4. Practical Application: Measuring File Size
Since standard C does not provide a direct get_file_size() function, fseek and ftell are commonly combined to calculate it.
The Algorithm:
1. Save the current position (optional, but good practice).
2. Jump to the end of the file (SEEK_END).
3. Query the position (ftell) to get the total byte count.

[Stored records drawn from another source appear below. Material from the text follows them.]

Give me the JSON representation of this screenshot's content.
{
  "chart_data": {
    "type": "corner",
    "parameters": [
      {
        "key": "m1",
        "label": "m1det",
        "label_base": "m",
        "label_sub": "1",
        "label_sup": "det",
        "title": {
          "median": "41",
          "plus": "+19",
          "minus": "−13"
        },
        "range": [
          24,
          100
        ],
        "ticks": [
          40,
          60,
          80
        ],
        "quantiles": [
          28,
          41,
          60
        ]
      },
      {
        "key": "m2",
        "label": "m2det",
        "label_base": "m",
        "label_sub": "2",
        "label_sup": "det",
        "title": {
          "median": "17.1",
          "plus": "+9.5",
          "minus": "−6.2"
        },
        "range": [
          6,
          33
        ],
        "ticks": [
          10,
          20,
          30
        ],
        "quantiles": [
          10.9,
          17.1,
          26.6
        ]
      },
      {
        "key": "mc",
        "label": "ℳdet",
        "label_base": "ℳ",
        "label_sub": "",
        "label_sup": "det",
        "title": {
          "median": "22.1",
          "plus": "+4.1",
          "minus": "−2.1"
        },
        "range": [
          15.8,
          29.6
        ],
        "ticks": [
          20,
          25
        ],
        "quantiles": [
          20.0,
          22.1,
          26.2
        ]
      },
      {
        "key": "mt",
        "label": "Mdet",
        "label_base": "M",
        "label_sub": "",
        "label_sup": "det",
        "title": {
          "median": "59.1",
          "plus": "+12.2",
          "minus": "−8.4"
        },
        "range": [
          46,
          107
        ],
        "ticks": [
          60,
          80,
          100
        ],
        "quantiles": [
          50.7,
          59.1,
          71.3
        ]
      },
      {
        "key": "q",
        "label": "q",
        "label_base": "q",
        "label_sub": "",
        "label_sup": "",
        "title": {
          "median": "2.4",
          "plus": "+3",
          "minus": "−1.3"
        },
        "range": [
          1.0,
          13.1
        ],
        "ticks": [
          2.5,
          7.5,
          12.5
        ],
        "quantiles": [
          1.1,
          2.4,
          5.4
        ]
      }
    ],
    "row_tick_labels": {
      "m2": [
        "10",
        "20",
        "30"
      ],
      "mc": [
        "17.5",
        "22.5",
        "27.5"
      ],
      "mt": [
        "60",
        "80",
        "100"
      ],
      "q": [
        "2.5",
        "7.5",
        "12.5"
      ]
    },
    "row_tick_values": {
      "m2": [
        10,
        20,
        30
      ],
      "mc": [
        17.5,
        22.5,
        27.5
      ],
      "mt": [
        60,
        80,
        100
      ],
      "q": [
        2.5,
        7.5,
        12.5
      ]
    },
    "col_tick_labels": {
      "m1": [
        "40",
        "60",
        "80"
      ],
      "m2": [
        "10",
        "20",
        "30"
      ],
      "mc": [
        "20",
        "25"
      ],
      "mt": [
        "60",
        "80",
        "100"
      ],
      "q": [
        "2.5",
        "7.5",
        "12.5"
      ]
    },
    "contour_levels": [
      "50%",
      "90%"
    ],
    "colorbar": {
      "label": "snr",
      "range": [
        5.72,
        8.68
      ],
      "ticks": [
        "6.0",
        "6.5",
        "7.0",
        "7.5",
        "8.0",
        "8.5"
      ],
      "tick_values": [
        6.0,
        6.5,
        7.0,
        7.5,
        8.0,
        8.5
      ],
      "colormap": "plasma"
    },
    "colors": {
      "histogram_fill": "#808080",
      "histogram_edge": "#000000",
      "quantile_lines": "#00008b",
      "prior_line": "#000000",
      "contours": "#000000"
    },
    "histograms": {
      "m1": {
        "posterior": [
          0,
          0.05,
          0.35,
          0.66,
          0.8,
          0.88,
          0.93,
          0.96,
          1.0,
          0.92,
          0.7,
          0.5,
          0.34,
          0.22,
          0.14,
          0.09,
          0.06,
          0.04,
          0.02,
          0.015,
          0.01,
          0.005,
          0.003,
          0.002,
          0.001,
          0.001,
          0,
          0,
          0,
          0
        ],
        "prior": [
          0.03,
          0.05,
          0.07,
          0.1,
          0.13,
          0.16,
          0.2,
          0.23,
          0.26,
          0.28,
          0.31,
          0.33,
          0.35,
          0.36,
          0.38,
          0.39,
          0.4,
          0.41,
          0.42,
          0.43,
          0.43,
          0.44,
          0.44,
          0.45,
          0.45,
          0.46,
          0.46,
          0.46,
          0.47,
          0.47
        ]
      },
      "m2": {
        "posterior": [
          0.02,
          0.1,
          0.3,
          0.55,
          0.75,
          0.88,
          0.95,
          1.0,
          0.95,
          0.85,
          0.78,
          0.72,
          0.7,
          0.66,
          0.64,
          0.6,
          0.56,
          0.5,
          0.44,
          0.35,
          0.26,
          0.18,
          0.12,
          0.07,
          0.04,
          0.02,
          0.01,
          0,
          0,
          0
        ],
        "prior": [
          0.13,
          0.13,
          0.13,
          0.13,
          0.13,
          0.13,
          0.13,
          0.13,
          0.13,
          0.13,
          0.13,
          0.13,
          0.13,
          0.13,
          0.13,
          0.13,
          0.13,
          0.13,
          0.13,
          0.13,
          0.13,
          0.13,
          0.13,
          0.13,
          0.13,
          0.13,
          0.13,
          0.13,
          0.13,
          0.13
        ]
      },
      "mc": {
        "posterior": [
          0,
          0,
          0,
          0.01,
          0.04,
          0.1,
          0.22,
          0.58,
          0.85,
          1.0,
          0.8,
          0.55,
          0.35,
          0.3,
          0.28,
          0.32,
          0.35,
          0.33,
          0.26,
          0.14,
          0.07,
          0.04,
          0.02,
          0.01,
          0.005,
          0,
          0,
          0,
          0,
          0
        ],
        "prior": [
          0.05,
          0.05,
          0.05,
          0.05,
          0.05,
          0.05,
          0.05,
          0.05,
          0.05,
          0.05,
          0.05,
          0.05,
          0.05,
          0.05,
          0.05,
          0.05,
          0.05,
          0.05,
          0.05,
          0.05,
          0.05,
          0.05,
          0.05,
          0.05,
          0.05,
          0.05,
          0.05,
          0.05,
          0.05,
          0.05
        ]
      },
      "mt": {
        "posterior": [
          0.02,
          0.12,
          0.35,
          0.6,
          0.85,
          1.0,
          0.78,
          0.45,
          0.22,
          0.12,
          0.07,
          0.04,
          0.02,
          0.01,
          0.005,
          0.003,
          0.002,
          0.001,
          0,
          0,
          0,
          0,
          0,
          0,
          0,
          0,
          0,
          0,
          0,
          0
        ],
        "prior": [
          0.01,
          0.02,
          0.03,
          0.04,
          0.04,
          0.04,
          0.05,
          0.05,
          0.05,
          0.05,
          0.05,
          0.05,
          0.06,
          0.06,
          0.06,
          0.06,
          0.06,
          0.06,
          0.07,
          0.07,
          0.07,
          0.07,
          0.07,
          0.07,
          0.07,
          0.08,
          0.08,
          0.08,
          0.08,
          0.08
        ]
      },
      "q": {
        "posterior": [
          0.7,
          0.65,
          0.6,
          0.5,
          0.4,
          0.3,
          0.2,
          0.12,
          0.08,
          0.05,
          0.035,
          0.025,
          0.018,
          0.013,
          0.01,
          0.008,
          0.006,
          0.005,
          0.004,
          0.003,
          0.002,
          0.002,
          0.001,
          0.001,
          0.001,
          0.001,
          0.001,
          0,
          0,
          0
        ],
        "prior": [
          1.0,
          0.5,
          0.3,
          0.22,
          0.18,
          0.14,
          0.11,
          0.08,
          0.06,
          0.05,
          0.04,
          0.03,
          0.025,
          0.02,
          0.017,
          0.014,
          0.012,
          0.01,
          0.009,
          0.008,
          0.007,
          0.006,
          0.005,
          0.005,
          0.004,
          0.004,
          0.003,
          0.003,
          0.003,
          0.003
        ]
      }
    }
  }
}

4. Jump back to the original position.
long get_file_size(FILE *fp) {
long current_pos = ftell(fp); // 1. Save state
if (fseek(fp, 0, SEEK_END) != 0) {
return -1; // Error handling
}
long size = ftell(fp); // 2. Measure
fseek(fp, current_pos, SEEK_SET); // 3. Restore state
return size;
}
5. Important Considerations & Limitations
Binary vs. Text Mode
- Recommendation: Random access should primarily be used with Binary Files (
"rb","wb"). - Text Mode Risk: On Windows, the translation between
\n(memory) and\r\n(disk) breaks the mapping between logical bytes and physical bytes.- Result:
fseekmight land in the middle of a CR/LF pair, orftellmight report a value that doesn't correspond to the physical file size.
- Result:
The 2GB Limit
- Data Type:
fseekandftelluselongfor offsets. On many 32-bit systems (and Windows),longis a 32-bit signed integer. - Limit: This limits addressable file sizes to \(2^{31}-1\) bytes (approx. 2 Gigabytes).
- Solution: For large files (Large File Support - LFS), use system-specific 64-bit alternatives (e.g.,
_fseeki64on Windows orfseekoon Linux with correct compilation flags).